29 APR 2018
The construction industry in Ireland has undergone considerable change in the last decade, the effect of which has resulted in a legacy malfunction in the construction labour market. This paper examines the significant shortage of professionals and analyses the options available to the sector in response to the problem.
Moreover, consideration is given to the implications to the industry and the drivers and barriers to recruitment. Given the nature of the situation which the industry finds itself in, this paper pursues a possible solution aimed at satisfying all stakeholders while preserving quality and confidence in the industry.
The recent construction downturn led to high levels of construction unemployment, resulting in the mass emigration of construction professionals. Additionally, perceptions of job uncertainty in construction deterred new entrants into construction-related training and education programmes such as Quantity Surveying.
If a skills gap is allowed to prevail, then there is a tangible threat to the industry’s cost competitiveness.
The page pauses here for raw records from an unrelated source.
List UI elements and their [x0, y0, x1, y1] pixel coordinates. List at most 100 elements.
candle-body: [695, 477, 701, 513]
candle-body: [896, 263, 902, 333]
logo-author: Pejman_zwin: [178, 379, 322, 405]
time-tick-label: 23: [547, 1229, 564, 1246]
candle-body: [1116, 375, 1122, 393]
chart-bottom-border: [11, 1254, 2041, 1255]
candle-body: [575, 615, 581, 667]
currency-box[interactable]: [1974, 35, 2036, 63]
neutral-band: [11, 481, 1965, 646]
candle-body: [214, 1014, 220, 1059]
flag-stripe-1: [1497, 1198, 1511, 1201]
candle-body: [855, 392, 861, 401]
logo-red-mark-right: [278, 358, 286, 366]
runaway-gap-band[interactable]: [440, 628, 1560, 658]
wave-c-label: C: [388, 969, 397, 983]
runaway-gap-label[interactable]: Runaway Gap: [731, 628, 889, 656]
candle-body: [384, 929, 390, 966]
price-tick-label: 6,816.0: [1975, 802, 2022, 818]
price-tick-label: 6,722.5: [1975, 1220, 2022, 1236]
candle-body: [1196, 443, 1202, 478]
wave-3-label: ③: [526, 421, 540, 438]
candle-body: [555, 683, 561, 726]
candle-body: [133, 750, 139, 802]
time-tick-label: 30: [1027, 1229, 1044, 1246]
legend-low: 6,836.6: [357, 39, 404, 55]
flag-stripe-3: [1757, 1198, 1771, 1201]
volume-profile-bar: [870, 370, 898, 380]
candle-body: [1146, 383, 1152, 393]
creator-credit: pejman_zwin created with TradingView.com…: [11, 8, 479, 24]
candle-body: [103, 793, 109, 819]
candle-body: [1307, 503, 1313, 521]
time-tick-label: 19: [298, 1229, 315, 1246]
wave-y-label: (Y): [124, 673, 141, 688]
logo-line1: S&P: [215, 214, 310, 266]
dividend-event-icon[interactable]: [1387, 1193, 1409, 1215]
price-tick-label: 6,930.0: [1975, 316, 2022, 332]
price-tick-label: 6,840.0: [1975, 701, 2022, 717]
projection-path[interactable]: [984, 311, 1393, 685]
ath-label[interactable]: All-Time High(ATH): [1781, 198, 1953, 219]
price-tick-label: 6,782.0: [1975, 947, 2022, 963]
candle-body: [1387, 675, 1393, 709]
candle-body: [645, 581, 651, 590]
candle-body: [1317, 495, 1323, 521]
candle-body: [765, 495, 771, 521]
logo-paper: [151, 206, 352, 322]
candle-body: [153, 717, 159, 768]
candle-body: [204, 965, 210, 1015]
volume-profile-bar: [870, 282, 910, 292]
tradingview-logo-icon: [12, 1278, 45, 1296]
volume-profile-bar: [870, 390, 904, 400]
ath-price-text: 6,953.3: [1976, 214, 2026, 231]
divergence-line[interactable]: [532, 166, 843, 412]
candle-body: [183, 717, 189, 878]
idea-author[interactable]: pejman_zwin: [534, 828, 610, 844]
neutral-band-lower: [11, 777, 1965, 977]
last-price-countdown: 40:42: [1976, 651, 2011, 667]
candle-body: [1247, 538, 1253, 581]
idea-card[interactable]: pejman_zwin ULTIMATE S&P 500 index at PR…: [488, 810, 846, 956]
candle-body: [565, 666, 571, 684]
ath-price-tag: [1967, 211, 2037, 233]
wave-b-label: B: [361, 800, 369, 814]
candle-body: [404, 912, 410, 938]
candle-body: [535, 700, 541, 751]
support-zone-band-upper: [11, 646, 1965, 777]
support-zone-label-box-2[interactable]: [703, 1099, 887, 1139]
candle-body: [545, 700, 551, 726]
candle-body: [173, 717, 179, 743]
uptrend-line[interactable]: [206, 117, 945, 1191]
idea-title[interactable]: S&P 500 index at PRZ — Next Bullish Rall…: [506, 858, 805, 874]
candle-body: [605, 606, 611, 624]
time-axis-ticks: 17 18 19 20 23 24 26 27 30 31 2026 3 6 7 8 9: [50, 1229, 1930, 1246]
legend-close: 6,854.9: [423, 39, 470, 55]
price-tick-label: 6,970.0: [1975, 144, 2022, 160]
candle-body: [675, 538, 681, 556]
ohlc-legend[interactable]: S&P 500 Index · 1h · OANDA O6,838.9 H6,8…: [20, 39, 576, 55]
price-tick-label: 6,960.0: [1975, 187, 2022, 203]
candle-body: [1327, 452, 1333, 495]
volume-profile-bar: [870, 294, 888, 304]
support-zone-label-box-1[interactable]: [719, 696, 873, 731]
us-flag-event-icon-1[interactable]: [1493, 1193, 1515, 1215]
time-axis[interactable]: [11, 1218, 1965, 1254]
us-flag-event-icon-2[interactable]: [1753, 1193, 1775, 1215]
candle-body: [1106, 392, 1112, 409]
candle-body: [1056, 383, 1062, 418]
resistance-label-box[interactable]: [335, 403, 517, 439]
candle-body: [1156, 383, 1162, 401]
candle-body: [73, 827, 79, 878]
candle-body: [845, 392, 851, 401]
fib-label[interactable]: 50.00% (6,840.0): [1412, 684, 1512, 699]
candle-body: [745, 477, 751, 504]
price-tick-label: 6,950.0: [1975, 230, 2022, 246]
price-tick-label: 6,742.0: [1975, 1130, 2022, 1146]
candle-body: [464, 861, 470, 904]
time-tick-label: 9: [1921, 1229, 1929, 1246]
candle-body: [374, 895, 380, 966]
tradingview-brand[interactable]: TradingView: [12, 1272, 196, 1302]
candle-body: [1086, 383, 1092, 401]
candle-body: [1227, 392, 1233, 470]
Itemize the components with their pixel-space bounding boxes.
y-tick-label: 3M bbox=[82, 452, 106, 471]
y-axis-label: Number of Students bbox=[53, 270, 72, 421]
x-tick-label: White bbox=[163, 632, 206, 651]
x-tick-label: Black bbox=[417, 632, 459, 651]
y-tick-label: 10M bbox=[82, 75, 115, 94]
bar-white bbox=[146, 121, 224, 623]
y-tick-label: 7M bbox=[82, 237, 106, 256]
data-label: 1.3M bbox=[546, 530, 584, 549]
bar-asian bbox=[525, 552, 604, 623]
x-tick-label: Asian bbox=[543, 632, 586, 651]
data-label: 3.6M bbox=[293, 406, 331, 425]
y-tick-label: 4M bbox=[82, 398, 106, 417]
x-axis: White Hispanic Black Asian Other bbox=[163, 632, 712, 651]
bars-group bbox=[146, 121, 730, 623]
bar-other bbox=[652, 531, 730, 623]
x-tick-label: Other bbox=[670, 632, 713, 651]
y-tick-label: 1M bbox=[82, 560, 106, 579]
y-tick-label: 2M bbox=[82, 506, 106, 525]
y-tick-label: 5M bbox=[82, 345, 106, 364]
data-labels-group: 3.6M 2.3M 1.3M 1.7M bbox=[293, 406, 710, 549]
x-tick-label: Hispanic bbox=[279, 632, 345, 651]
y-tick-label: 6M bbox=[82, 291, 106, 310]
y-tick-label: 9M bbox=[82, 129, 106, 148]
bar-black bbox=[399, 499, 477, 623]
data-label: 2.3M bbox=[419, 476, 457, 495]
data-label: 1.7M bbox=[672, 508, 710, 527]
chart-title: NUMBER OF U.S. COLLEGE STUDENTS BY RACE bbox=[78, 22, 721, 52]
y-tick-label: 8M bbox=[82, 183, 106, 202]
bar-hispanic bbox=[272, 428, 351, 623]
As such, value for money becomes merely theoretical, and the cost to the economy could be the loss of its much-valued foreign direct investment as the construction industry becomes unable to deliver for its clients. Although traditionally reserved for vocational skills, apprenticeship could provide an alternative method of training construction professionals, such as Quantity Surveyors, in a more expeditious manner.
Consequently, this may serve as a possible mechanism to address the current disequilibrium in the construction labour market. Accordingly, the future Irish construction industry, by embracing diversity, may benefit from an improved delivery of personnel which is more resilient to the cyclical elasticity of the construction economy and thereby improve the talent pipeline.